最近、ひと昔前と比べても、毎日のように「ジェンダー」にまつわる情報が多いなと感じます。

それはきっと私が興味をもったり発信しているからだけではなくて、現に今の世の中の時流なんだと思います。

なぜ、こんな時代になったのでしょうか?



俗にいわれるように、「女性が強くなった」「人権意識が高まった」「国際的な流れ」などもあるかもしれませんが、もっと根本的な問題があるように思います。

結論からいえば、「ゼロサム型」の分かりやすい原理モデルの時代が、文字どおり終わりを告げたから。

昭和型の社会システムでは、全部がそれで網羅されていたわけでないにせよ、男と女はタテマエとしては社会的にもまったく異なる役割・属性だと意識されてきたし、少なくも表面的にはそれで大きな軋轢はなかった。

良いことか悪いことかの判断はともかくとして、それがいよいよ通用しない時代になったということだと思います。



しばしば、「ジェンダーはグラデーションだ」といわれます。

このような理解には注意が必要な面もありますが、一般的・概括的な受け止めとしては、まあまあ穏当な表現だと思います。

そもそも人間の“原型”は女であって、母親のお腹に新たな命を授かった段階から、そのままストレートに女として誕生する類いと、ホルモンバランスががらりと変わって男として生まれる類いとに分かれる。

したがって、ジェンダーというモノサシにおいても個体差がかなりあるのは当然であって、男と女の二極性は、必ずしも磁石のS極とN極の関係のように理解するのは適切ではない。



そこで、私たちがやるべきことは何なのでしょうか?

ともすれば、すぐ性的マイノリティのテーマばかりに目がいってしまいます。

もちろん、マイノリティについて理解して、支援すること。これはとても大切なことですし、「アライ」はひとりでも増えたらいいなと、私も心から思います。

でも、同時に、ジェンダーのテーマがそこに集中することによって、結果として世の中の盲点になっている部分があるようにも感じます。

そう、それが「広い意味でのマイノリティ」。いいかえるならば、「マジョリティの中のマイノリティ」です。

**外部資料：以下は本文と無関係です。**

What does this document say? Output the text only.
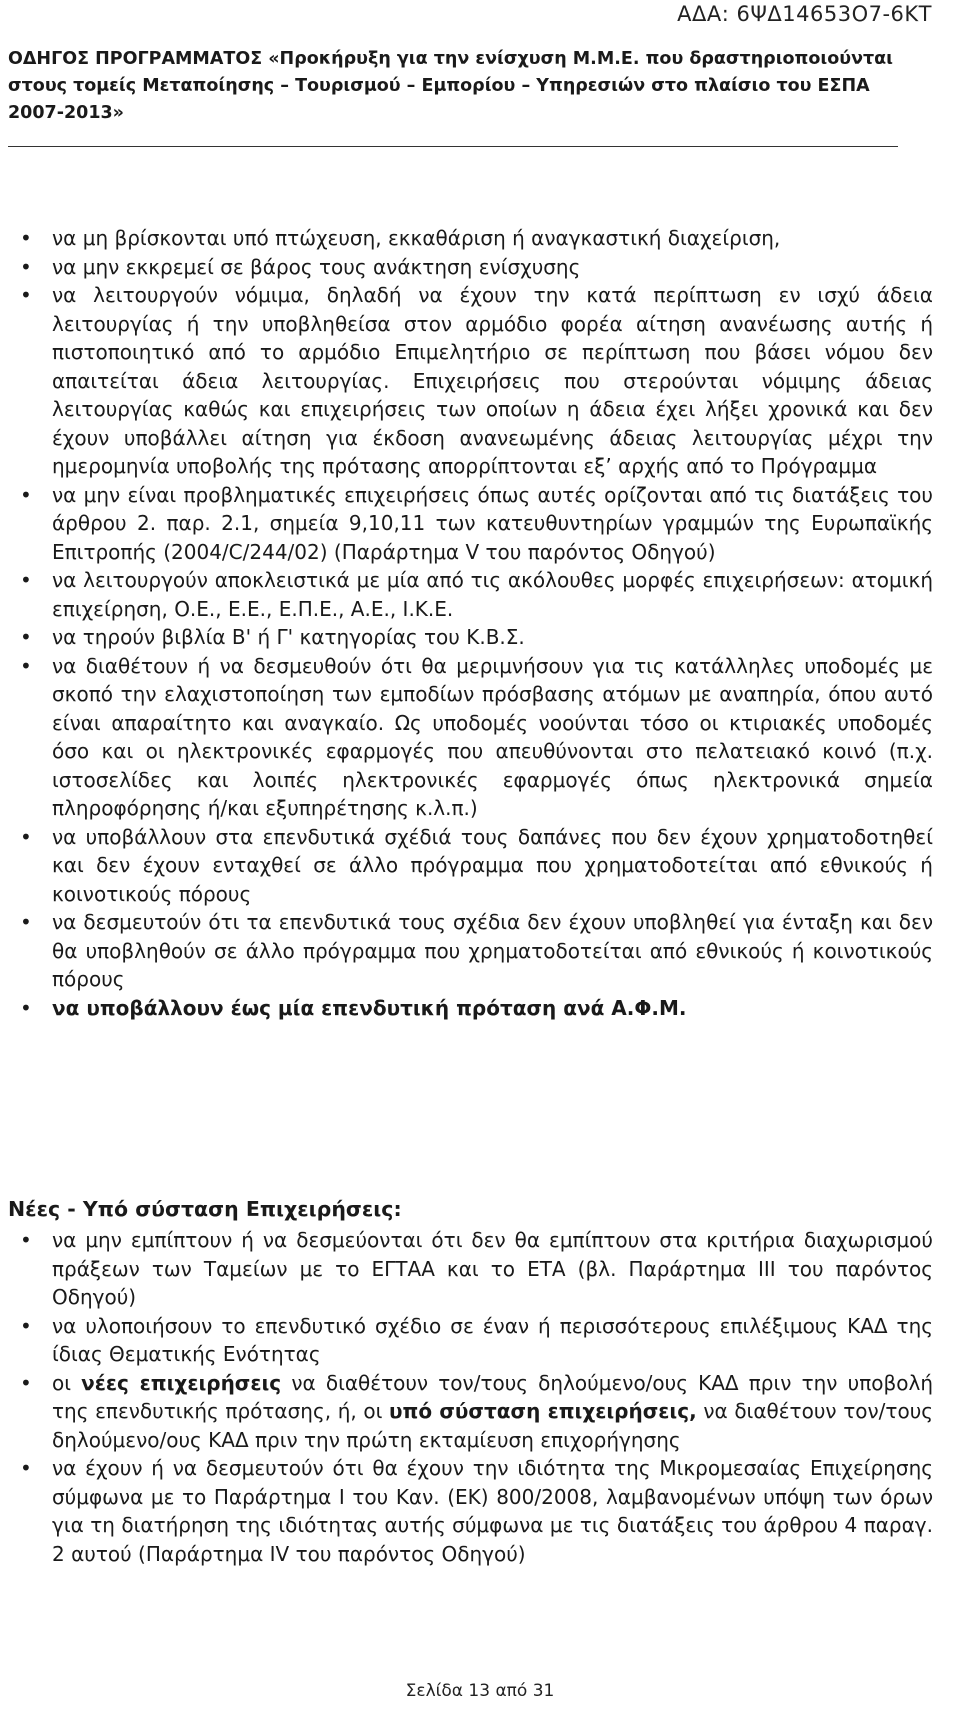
ΑΔΑ: 6ΨΔ14653Ο7-6ΚΤ
ΟΔΗΓΟΣ ΠΡΟΓΡΑΜΜΑΤΟΣ «Προκήρυξη για την ενίσχυση Μ.Μ.Ε. που δραστηριοποιούνται στους τομείς Μεταποίησης – Τουρισμού – Εμπορίου – Υπηρεσιών στο πλαίσιο του ΕΣΠΑ 2007-2013»
• να μη βρίσκονται υπό πτώχευση, εκκαθάριση ή αναγκαστική διαχείριση,
• να μην εκκρεμεί σε βάρος τους ανάκτηση ενίσχυσης
• να λειτουργούν νόμιμα, δηλαδή να έχουν την κατά περίπτωση εν ισχύ άδεια λειτουργίας ή την υποβληθείσα στον αρμόδιο φορέα αίτηση ανανέωσης αυτής ή πιστοποιητικό από το αρμόδιο Επιμελητήριο σε περίπτωση που βάσει νόμου δεν απαιτείται άδεια λειτουργίας. Επιχειρήσεις που στερούνται νόμιμης άδειας λειτουργίας καθώς και επιχειρήσεις των οποίων η άδεια έχει λήξει χρονικά και δεν έχουν υποβάλλει αίτηση για έκδοση ανανεωμένης άδειας λειτουργίας μέχρι την ημερομηνία υποβολής της πρότασης απορρίπτονται εξ’ αρχής από το Πρόγραμμα
• να μην είναι προβληματικές επιχειρήσεις όπως αυτές ορίζονται από τις διατάξεις του άρθρου 2. παρ. 2.1, σημεία 9,10,11 των κατευθυντηρίων γραμμών της Ευρωπαϊκής Επιτροπής (2004/C/244/02) (Παράρτημα V του παρόντος Οδηγού)
• να λειτουργούν αποκλειστικά με μία από τις ακόλουθες μορφές επιχειρήσεων: ατομική επιχείρηση, Ο.Ε., Ε.Ε., Ε.Π.Ε., Α.Ε., Ι.Κ.Ε.
• να τηρούν βιβλία Β' ή Γ' κατηγορίας του Κ.Β.Σ.
• να διαθέτουν ή να δεσμευθούν ότι θα μεριμνήσουν για τις κατάλληλες υποδομές με σκοπό την ελαχιστοποίηση των εμποδίων πρόσβασης ατόμων με αναπηρία, όπου αυτό είναι απαραίτητο και αναγκαίο. Ως υποδομές νοούνται τόσο οι κτιριακές υποδομές όσο και οι ηλεκτρονικές εφαρμογές που απευθύνονται στο πελατειακό κοινό (π.χ. ιστοσελίδες και λοιπές ηλεκτρονικές εφαρμογές όπως ηλεκτρονικά σημεία πληροφόρησης ή/και εξυπηρέτησης κ.λ.π.)
• να υποβάλλουν στα επενδυτικά σχέδιά τους δαπάνες που δεν έχουν χρηματοδοτηθεί και δεν έχουν ενταχθεί σε άλλο πρόγραμμα που χρηματοδοτείται από εθνικούς ή κοινοτικούς πόρους
• να δεσμευτούν ότι τα επενδυτικά τους σχέδια δεν έχουν υποβληθεί για ένταξη και δεν θα υποβληθούν σε άλλο πρόγραμμα που χρηματοδοτείται από εθνικούς ή κοινοτικούς πόρους
• να υποβάλλουν έως μία επενδυτική πρόταση ανά Α.Φ.Μ.
Νέες - Υπό σύσταση Επιχειρήσεις:
• να μην εμπίπτουν ή να δεσμεύονται ότι δεν θα εμπίπτουν στα κριτήρια διαχωρισμού πράξεων των Ταμείων με το ΕΓΤΑΑ και το ΕΤΑ (βλ. Παράρτημα ΙΙΙ του παρόντος Οδηγού)
• να υλοποιήσουν το επενδυτικό σχέδιο σε έναν ή περισσότερους επιλέξιμους ΚΑΔ της ίδιας Θεματικής Ενότητας
• οι νέες επιχειρήσεις να διαθέτουν τον/τους δηλούμενο/ους ΚΑΔ πριν την υποβολή της επενδυτικής πρότασης, ή, οι υπό σύσταση επιχειρήσεις, να διαθέτουν τον/τους δηλούμενο/ους ΚΑΔ πριν την πρώτη εκταμίευση επιχορήγησης
• να έχουν ή να δεσμευτούν ότι θα έχουν την ιδιότητα της Μικρομεσαίας Επιχείρησης σύμφωνα με το Παράρτημα Ι του Καν. (ΕΚ) 800/2008, λαμβανομένων υπόψη των όρων για τη διατήρηση της ιδιότητας αυτής σύμφωνα με τις διατάξεις του άρθρου 4 παραγ. 2 αυτού (Παράρτημα IV του παρόντος Οδηγού)
Σελίδα 13 από 31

私なりの表現でいうなら、ジェンダーについての受け止めや認識がじわじわ変化し、今までのバージョンからアップデートされるのは、人間としての無意識のうちの“生存戦略”です。

従来のように、男に生まれたら旧態依然と男をやっていて、女に生まれたら何の疑問もなく女をやっていたのでは、社会的にも経済的にも(もしかしたら文化的にも)、おいしい思いはできない時代。

もとより、そんな性別役割が社会制度として明確に根づいたのはそんなに古い歴史ではありませんが、いずれにしても、もうかなり老朽化しているのは間違いないのですね。



ジェンダー=もっぱら性的マイノリティのテーマ?

こんな認識がそろそろ、もうちょっとはリアルに幅広く更新されるといいなと個人的には思っています。

「男らしさ」「女らしさ」のコンセプトのみに依拠して、幸せな家庭を築くことは難しいし、経済的にも社会的にも成功することは難しい。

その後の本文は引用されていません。